Manitoba was the only province to have a 30-day deadline, while in other provinces it was six months or a year.
“We’re committed to changing the time limit,” Justice Minister Kelvin Goertzen said in an interview with CBC before introducing Bill 30, which he said “improves police accountability.”
Winnipeg transit driver Karen Robson filed a LERA complaint about the night she was on her way home from work last December when Winnipeg police mistook her for a carjacking suspect and ordered her out of her vehicle at gunpoint.
LERA rejected her complaint because it was filed 31 days after the incident — missing the deadline by a day.
Robson says she’s glad the law will be changed, but wants the government to make it retroactive so LERA might eventuallh hear her case.
Lawyer Zilla Jones, whp has handled LERA complaints for clients, says 30 days is too short because people might face obstacles making a complaint.
“That may be difficult for people who have gone through something traumatic or maybe don’t have a lot of education or English-language or French-language skills, or they have mental health issues or they’re transient,” she said.
Higher standard of proof required
An external consultant’s 2020 review of the Police Services Act says Manitoba “uses a higher standard of proof than is common: ‘clear and convincing evidence’ rather than the usual ‘balance of probabilities.”
“A balance of probabilities is essentially 50 per cent plus one,” Zilla Jones said, whereas Manitoba’s standard of “clear and convincing evidence” puts greater onus on the complainant.
“It means that a judge has to be really convinced about the wrongdoing of the police officers, so they can’t just say, ‘well, it’s more likely or more probable,’ which is what the balance of probabilities would give you,” Jones said.
Jones says that means a judge has to apply greater scrutiny to the complainant’s evidence, and “it means that the police can shed more doubt on that person’s evidence.”
Oppal says the standard of evidence in B.C. is a balance of probabilities rather than the higher standard used in Manitoba.
“I would think that the reason the [Manitoba] legislature enacted that provision was to make sure that there are not specious or unfounded allegations against the police,” Oppal said, noting that officers who are under investigation often have their careers on the line.
However, Oppal adds, “Certainly, there is no evidence that having the different burdens of proof has led to any kind of a problem in B.C.”
In response to complaints being dismissed due to lack of evidence, LERA commissioner Minor says it’s not enough for a complainant to provide a statement of what happened in an incident.
He says “there must be verifiable evidence beyond the statement of the complainant that supports or corroborates the complaint statement.”
“Sufficient evidence includes: independent witness evidence, documentation, audio or video of the subject incident that evidences a disciplinary default,” he said in an email to CBC.
Perceived lack of inclusivity
People who want to file LERA complaints may come from minority groups, marginalized communities, or in some cases may be transient.

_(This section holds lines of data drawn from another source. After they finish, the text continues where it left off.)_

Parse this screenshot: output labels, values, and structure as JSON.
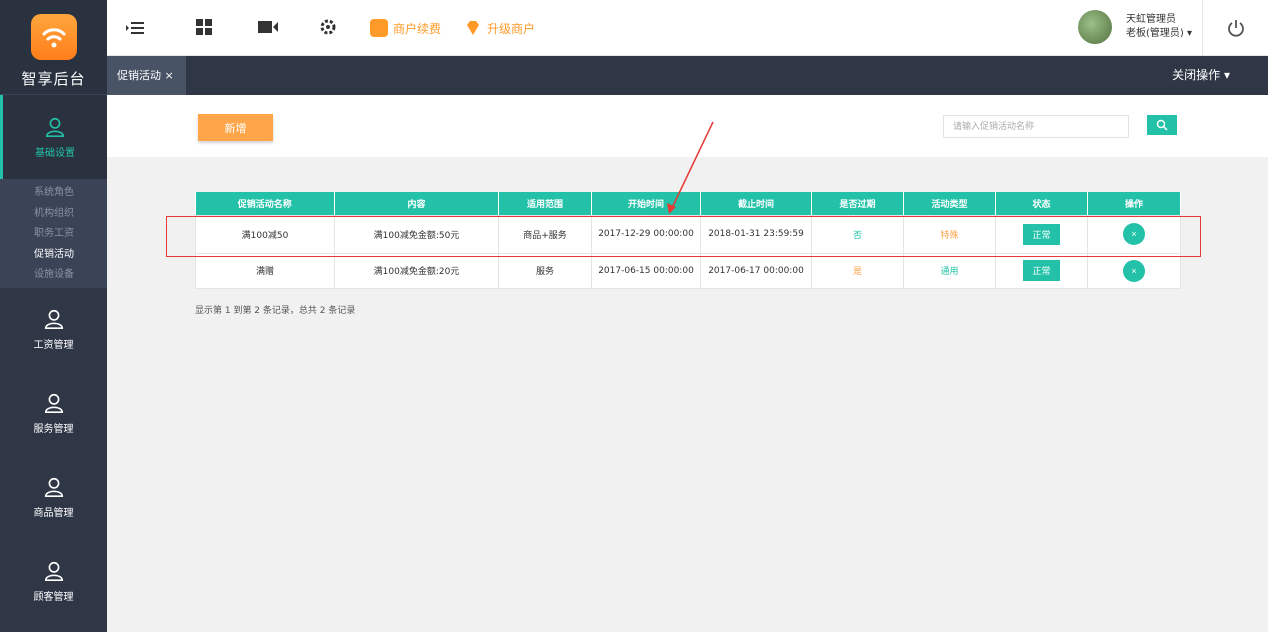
{
  "sidebar": {
    "brand": "智享后台",
    "items": [
      {
        "label": "基础设置",
        "icon": "person-icon",
        "active": true
      },
      {
        "label": "工资管理",
        "icon": "person-icon"
      },
      {
        "label": "服务管理",
        "icon": "person-icon"
      },
      {
        "label": "商品管理",
        "icon": "person-icon"
      },
      {
        "label": "顾客管理",
        "icon": "person-icon"
      }
    ],
    "submenu": [
      "系统角色",
      "机构组织",
      "职务工资",
      "促销活动",
      "设施设备"
    ]
  },
  "topbar": {
    "renew_label": "商户续费",
    "upgrade_label": "升级商户",
    "user_name": "天虹管理员",
    "user_role": "老板(管理员) ▾"
  },
  "tabs": {
    "active_tab": "促销活动 ×",
    "close_ops": "关闭操作 ▾"
  },
  "toolbar": {
    "add_label": "新增",
    "search_placeholder": "请输入促销活动名称"
  },
  "table": {
    "columns": [
      "促销活动名称",
      "内容",
      "适用范围",
      "开始时间",
      "截止时间",
      "是否过期",
      "活动类型",
      "状态",
      "操作"
    ],
    "rows": [
      {
        "name": "满100减50",
        "content": "满100减免金额:50元",
        "scope": "商品+服务",
        "start": "2017-12-29 00:00:00",
        "end": "2018-01-31 23:59:59",
        "expired": "否",
        "type": "特殊",
        "status": "正常",
        "op": "×"
      },
      {
        "name": "满赠",
        "content": "满100减免金额:20元",
        "scope": "服务",
        "start": "2017-06-15 00:00:00",
        "end": "2017-06-17 00:00:00",
        "expired": "是",
        "type": "通用",
        "status": "正常",
        "op": "×"
      }
    ]
  },
  "pager_text": "显示第 1 到第 2 条记录，总共 2 条记录",
  "colors": {
    "accent": "#23c2a8",
    "orange": "#ffa54a",
    "sidebar": "#2f3747",
    "annotation": "#e53935"
  }
}
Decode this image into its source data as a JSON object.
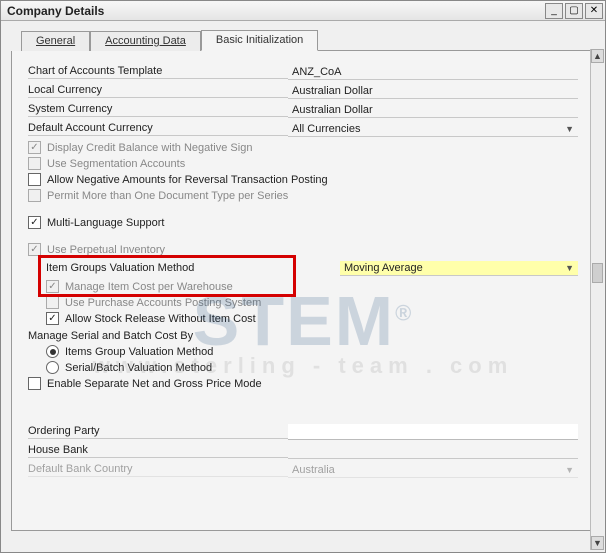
{
  "window": {
    "title": "Company Details"
  },
  "tabs": {
    "items": [
      {
        "label": "General"
      },
      {
        "label": "Accounting Data"
      },
      {
        "label": "Basic Initialization"
      }
    ],
    "active_index": 2
  },
  "fields": {
    "chart_template": {
      "label": "Chart of Accounts Template",
      "value": "ANZ_CoA"
    },
    "local_currency": {
      "label": "Local Currency",
      "value": "Australian Dollar"
    },
    "system_currency": {
      "label": "System Currency",
      "value": "Australian Dollar"
    },
    "default_account_currency": {
      "label": "Default Account Currency",
      "value": "All Currencies"
    }
  },
  "checks": {
    "display_credit_neg": {
      "label": "Display Credit Balance with Negative Sign",
      "checked": true,
      "enabled": false
    },
    "use_segmentation": {
      "label": "Use Segmentation Accounts",
      "checked": false,
      "enabled": false
    },
    "allow_negative_reversal": {
      "label": "Allow Negative Amounts for Reversal Transaction Posting",
      "checked": false,
      "enabled": true
    },
    "permit_multi_doctype": {
      "label": "Permit More than One Document Type per Series",
      "checked": false,
      "enabled": false
    },
    "multi_language": {
      "label": "Multi-Language Support",
      "checked": true,
      "enabled": true
    },
    "use_perpetual_inventory": {
      "label": "Use Perpetual Inventory",
      "checked": true,
      "enabled": false
    },
    "item_groups_valuation": {
      "label": "Item Groups Valuation Method",
      "value": "Moving Average"
    },
    "manage_item_cost_wh": {
      "label": "Manage Item Cost per Warehouse",
      "checked": true,
      "enabled": false
    },
    "use_purchase_accounts": {
      "label": "Use Purchase Accounts Posting System",
      "checked": false,
      "enabled": false
    },
    "allow_stock_release_wo_cost": {
      "label": "Allow Stock Release Without Item Cost",
      "checked": true,
      "enabled": true
    },
    "manage_serial_batch_heading": "Manage Serial and Batch Cost By",
    "radio_items_group_valuation": {
      "label": "Items Group Valuation Method",
      "selected": true
    },
    "radio_serial_batch_valuation": {
      "label": "Serial/Batch Valuation Method",
      "selected": false
    },
    "enable_separate_price_mode": {
      "label": "Enable Separate Net and Gross Price Mode",
      "checked": false,
      "enabled": true
    }
  },
  "bottom": {
    "ordering_party": {
      "label": "Ordering Party",
      "value": ""
    },
    "house_bank": {
      "label": "House Bank",
      "value": ""
    },
    "default_bank_country": {
      "label": "Default Bank Country",
      "value": "Australia"
    }
  },
  "chart_data": null
}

Louis Harper, a lawyer who’s also an adviser to the First Nations Health and Social Secretariat of Manitoba, says he has advised two people to go to LERA after encounters involving “disrespectful” conduct by police.
“I think … one of the criteria of hearing complaints at LERA is if the police are disrespectful toward especially minorities,” Harper said.
He said both people eventually abandoned their complaints because they didn’t feel comfortable with the system.
“It’s not user friendly,” he said. “They don’t see any of their people in the office and they get discouraged.”
He says it would be more effective for complainants if there were an agency similar to LERA that was Indigenous-led.